Ce matin, mes élèves assistent à un spectacle sur l’eau. Un Français d’une cinquantaine d’années est venu s’installer dans la salle vidéo de l’école, un casque-micro sur la tête. Il désigne les places libres à ma classe. Les élèves de troisième sont déjà installés. Nous nous retrouvons donc à trois encadrants dans la même salle : ma collègue de troisième, l’homme du spectacle et moi-même.
Pendant que le projecteur vidéo diffuse des séquence filmées et musicales, le conteur retrace le parcours de l’eau dans un langage poétique et fleuri. Il jongle avec les pauses, les surprises, les questions aux enfants, les conseils éco-citoyens et les tours de magie.
La qualité didactique de l’ensemble me semble remarquable. Il mélange physique (états de la matière), botanique (racine des arbres), anatomie (nous sommes constitués d’eau), géologie (nappes phréatiques), géographie (cascades du Brésil), sociologie (comportement de consommation), mathématiques (calcul de consommation d’eau), écologie (gestes responsables), français (langage recherché) et art (de la scène, musical, vidéo). Son spectacle est impressionnant, très professionnel et efficace.

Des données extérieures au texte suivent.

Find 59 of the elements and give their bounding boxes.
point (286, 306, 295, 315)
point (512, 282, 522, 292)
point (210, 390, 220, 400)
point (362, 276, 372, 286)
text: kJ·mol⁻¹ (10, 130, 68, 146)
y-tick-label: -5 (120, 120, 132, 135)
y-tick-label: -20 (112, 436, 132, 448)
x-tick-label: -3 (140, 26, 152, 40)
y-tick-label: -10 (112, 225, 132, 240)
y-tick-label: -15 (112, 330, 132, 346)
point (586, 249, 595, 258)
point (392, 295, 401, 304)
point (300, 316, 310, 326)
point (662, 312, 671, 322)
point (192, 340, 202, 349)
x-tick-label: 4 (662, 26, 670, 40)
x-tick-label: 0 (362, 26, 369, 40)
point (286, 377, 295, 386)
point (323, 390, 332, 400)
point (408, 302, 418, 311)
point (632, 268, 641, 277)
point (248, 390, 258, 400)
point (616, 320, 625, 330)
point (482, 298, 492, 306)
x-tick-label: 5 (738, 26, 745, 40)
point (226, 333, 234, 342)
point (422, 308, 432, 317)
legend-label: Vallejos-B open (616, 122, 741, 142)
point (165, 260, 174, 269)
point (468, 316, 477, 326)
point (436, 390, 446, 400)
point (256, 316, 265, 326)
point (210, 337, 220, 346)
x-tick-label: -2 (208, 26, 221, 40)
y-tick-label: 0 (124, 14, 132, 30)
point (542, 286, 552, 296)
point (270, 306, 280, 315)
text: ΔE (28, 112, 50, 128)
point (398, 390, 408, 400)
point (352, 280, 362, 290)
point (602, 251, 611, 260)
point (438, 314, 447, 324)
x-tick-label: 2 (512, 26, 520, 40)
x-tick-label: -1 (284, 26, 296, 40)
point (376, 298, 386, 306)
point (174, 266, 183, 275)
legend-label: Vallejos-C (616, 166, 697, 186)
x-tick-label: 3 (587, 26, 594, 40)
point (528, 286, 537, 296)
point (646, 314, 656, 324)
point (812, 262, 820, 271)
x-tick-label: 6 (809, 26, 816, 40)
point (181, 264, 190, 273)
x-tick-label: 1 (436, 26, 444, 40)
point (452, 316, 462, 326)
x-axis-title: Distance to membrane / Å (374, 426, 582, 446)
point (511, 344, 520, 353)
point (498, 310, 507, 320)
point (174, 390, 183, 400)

Cela me remet à ma place : jusqu’à présent, j’ai cru me débrouiller honorablement sans préparer mes leçons mais là, cet enseignant-compteur-magicien-réalisateur remet l’église au milieu du village. Il démontre avec talent à quel point un exposé magistral, méticuleusement préparé ou non, peut devenir un vecteur d’enseignement puissant. Pour arriver à un résultat similaire, j’aurais dû travailler 120 heures par semaine. Quant à ce monsieur, qui doit en être au moins à sa centième représentation, son temps de préparation doit être largement amorti. Dans mon esprit, il se situe à mi-chemin entre le cours ordinaire et le coûteux — mais remarquable — reportage scientifique de la BBC.
Pour toute une journée dans l’école, soit trois représentations, chacune adaptée à l’âge des élèves, le gaillard reçoit 3,5 € par élève. Selon mes calculs, sur l’ensemble des élèves, cela doit tourner aux environs de 420€, ce qui est comparable au coût journalier d’un enseignant de son âge (compte tenu de l’ONSS patronal, du précompte, des jours de congé scolaires et de maladie, des pécules de vacance, de la pension, etc.).

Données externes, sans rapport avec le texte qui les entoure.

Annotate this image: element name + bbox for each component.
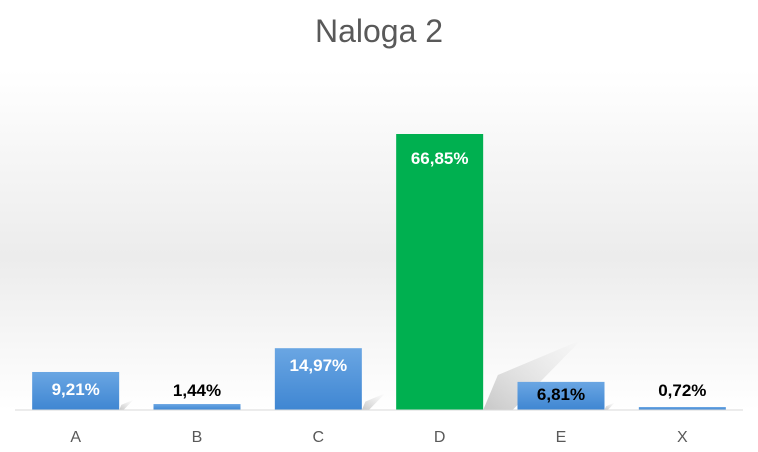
data-label-a: 9,21% <box>52 380 100 399</box>
bar-shadow <box>604 402 616 410</box>
chart-title: Naloga 2 <box>315 13 443 49</box>
bar-b <box>153 404 241 410</box>
x-tick-label-x: X <box>677 429 688 446</box>
x-tick-label-e: E <box>556 429 567 446</box>
bar-c <box>274 348 362 410</box>
x-tick-label-d: D <box>434 429 446 446</box>
data-label-b: 1,44% <box>173 381 221 400</box>
data-label-x: 0,72% <box>658 381 706 400</box>
x-tick-label-a: A <box>70 429 81 446</box>
data-label-c: 14,97% <box>289 356 347 375</box>
x-tick-label-c: C <box>313 429 325 446</box>
data-label-d: 66,85% <box>411 149 469 168</box>
bar-shadow <box>119 399 134 410</box>
bar-shadows <box>119 340 616 410</box>
bar-a <box>32 371 120 410</box>
bars <box>32 134 726 410</box>
bar-shadow <box>483 340 582 410</box>
plot-background <box>0 70 758 410</box>
bar-e <box>517 381 605 410</box>
data-labels: 9,21% 1,44% 14,97% 66,85% 6,81% 0,72% <box>52 149 707 404</box>
bar-x <box>638 407 726 410</box>
x-tick-label-b: B <box>192 429 203 446</box>
bar-d <box>396 134 484 410</box>
data-label-e: 6,81% <box>537 385 585 404</box>
bar-shadow <box>361 393 386 410</box>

Dans mon ancien métier, à savoir l’organisation de formations professionnelles, la plupart des formateurs étaient des sous-traitants engagés ponctuellement pour quelques jours en fonction des besoins. Que se passerait-il si une partie du corps enseignant était composée de sous-traitants comme cet artiste de génie, tournant d’école en école, appelés en fonction du marché de l’offre et de la demande ? Bien entendu, on garderait un titulaire fonctionnaire qui assurerait une relation suivie avec l’enfant. Un sous-traitant particulièrement apprécié des instituteurs et des directions serait appelé plus souvent que les autres alors que les médiocres auraient des difficultés à trouver du travail. Serait-ce mieux que maintenant ? Tout en me posant la question, je me laisse emporter par l’intelligence et la poésie du spectacle dans une ambiance tamisée. Les yeux des enfants brillent. Les miens aussi.